Namun, momen-momen seperti inilah yang kadang tiba-tiba saja menghadirkan ingatanku pada masa lalu. Ingatanku tentang pergaulanku bersama teman-teman SMAku dulu. Ketika hati ini mulai mantap, tiba-tiba saja datang bisikan-bisikan misterius yang mebuatku ragu. Entah datangnya dari mana. Terngiang bayang-bayang temen-temenku yang akan mencibirku. Ah, bukankah masa lalu biarlah berlalu. Mari masa lalu kita jadikan pelajaran dimasa depan.
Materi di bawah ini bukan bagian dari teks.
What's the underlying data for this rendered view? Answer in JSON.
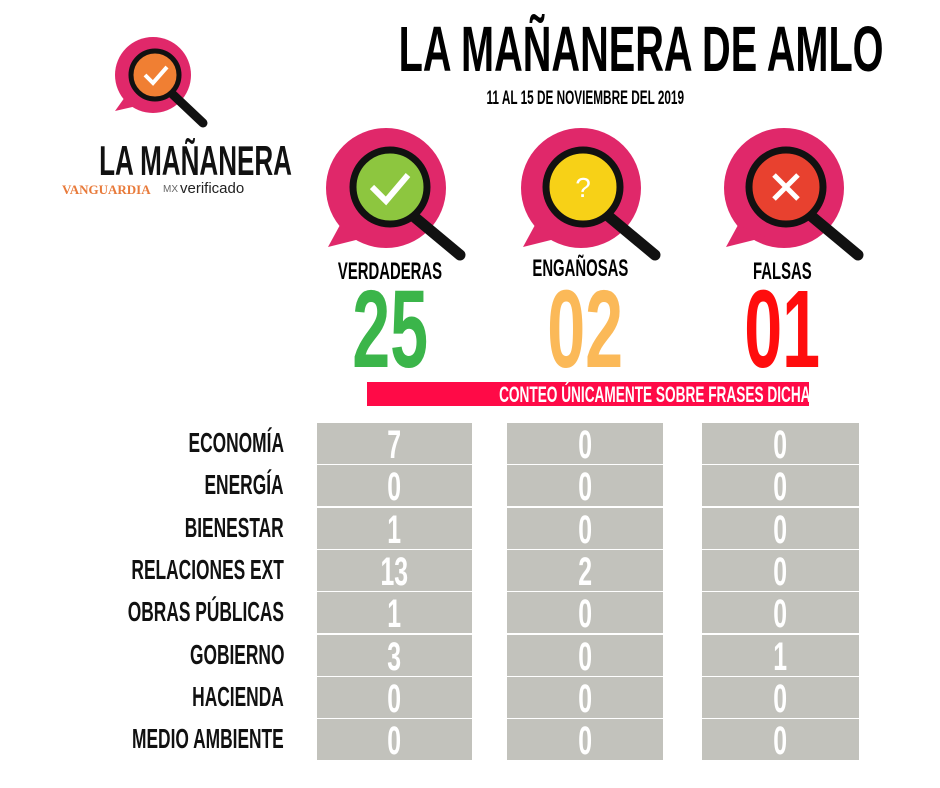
{
  "header": {
    "title": "LA MAÑANERA DE AMLO",
    "subtitle": "11 AL 15 DE NOVIEMBRE DEL 2019"
  },
  "logo": {
    "name": "LA MAÑANERA",
    "brand": "VANGUARDIA",
    "brand_suffix": "MX",
    "partner": "verificado",
    "icon": "magnifier-check-icon"
  },
  "categories": [
    {
      "label": "VERDADERAS",
      "count": "25",
      "color": "#3bb54a",
      "icon": "check-icon",
      "icon_color": "#8dc63f"
    },
    {
      "label": "ENGAÑOSAS",
      "count": "02",
      "color": "#fbb958",
      "icon": "question-icon",
      "icon_color": "#f7d117"
    },
    {
      "label": "FALSAS",
      "count": "01",
      "color": "#ff0d0d",
      "icon": "x-icon",
      "icon_color": "#e8412f"
    }
  ],
  "note": "CONTEO ÚNICAMENTE SOBRE FRASES DICHAS POR INVITADOS",
  "colors": {
    "bubble": "#e0286a",
    "note_bg": "#ff0a47",
    "cell_bg": "#c2c2bc"
  },
  "table": [
    {
      "label": "ECONOMÍA",
      "values": [
        "7",
        "0",
        "0"
      ]
    },
    {
      "label": "ENERGÍA",
      "values": [
        "0",
        "0",
        "0"
      ]
    },
    {
      "label": "BIENESTAR",
      "values": [
        "1",
        "0",
        "0"
      ]
    },
    {
      "label": "RELACIONES EXT",
      "values": [
        "13",
        "2",
        "0"
      ]
    },
    {
      "label": "OBRAS PÚBLICAS",
      "values": [
        "1",
        "0",
        "0"
      ]
    },
    {
      "label": "GOBIERNO",
      "values": [
        "3",
        "0",
        "1"
      ]
    },
    {
      "label": "HACIENDA",
      "values": [
        "0",
        "0",
        "0"
      ]
    },
    {
      "label": "MEDIO AMBIENTE",
      "values": [
        "0",
        "0",
        "0"
      ]
    }
  ]
}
Dan tentang hijrahku, aku tak perlu menunda lagi. “Inilah jalan kebaikan, bukankah hidup di dunia tak selamanya ? bukankah kita tidak pernah tahu kapan datangnya hari ‘itu’ ? kenapa ditunda-tunda lagi. Aku harus memulainya dan menyegerakan kebaikan ini” batinku waktu itu. Aku mantap untuk benar-benar berubah. InsyaAllah aku mantap dengan prinsip memperbaiki diri yang akan aku ambil. InsyaAllah aku mantap untuk segera behijab. Aku tak ingin terhanyut lagi seperti dulu. Biarlah mereka mencibir dan mentertawakanku. Silahkan!
***
                                            deviantart.com
Kau tahu, kini dalam keadaanku yang seperti ini, aku jauuuh lebih nyaman, tenang, dan damai. Tentang hijabku, silahkan jika kau ingin tertawa juga seperti mereka. Yang terpenting, aku ingin terus belajar memeperbaiki diri. I wannabe 'solehah' moeslim. (*)

*)   Banyumas, 14 Agustus 2013
**) Sebuah catatan diadaptasi dari kisah nyata perjalanan seorang teman dari       Bandung.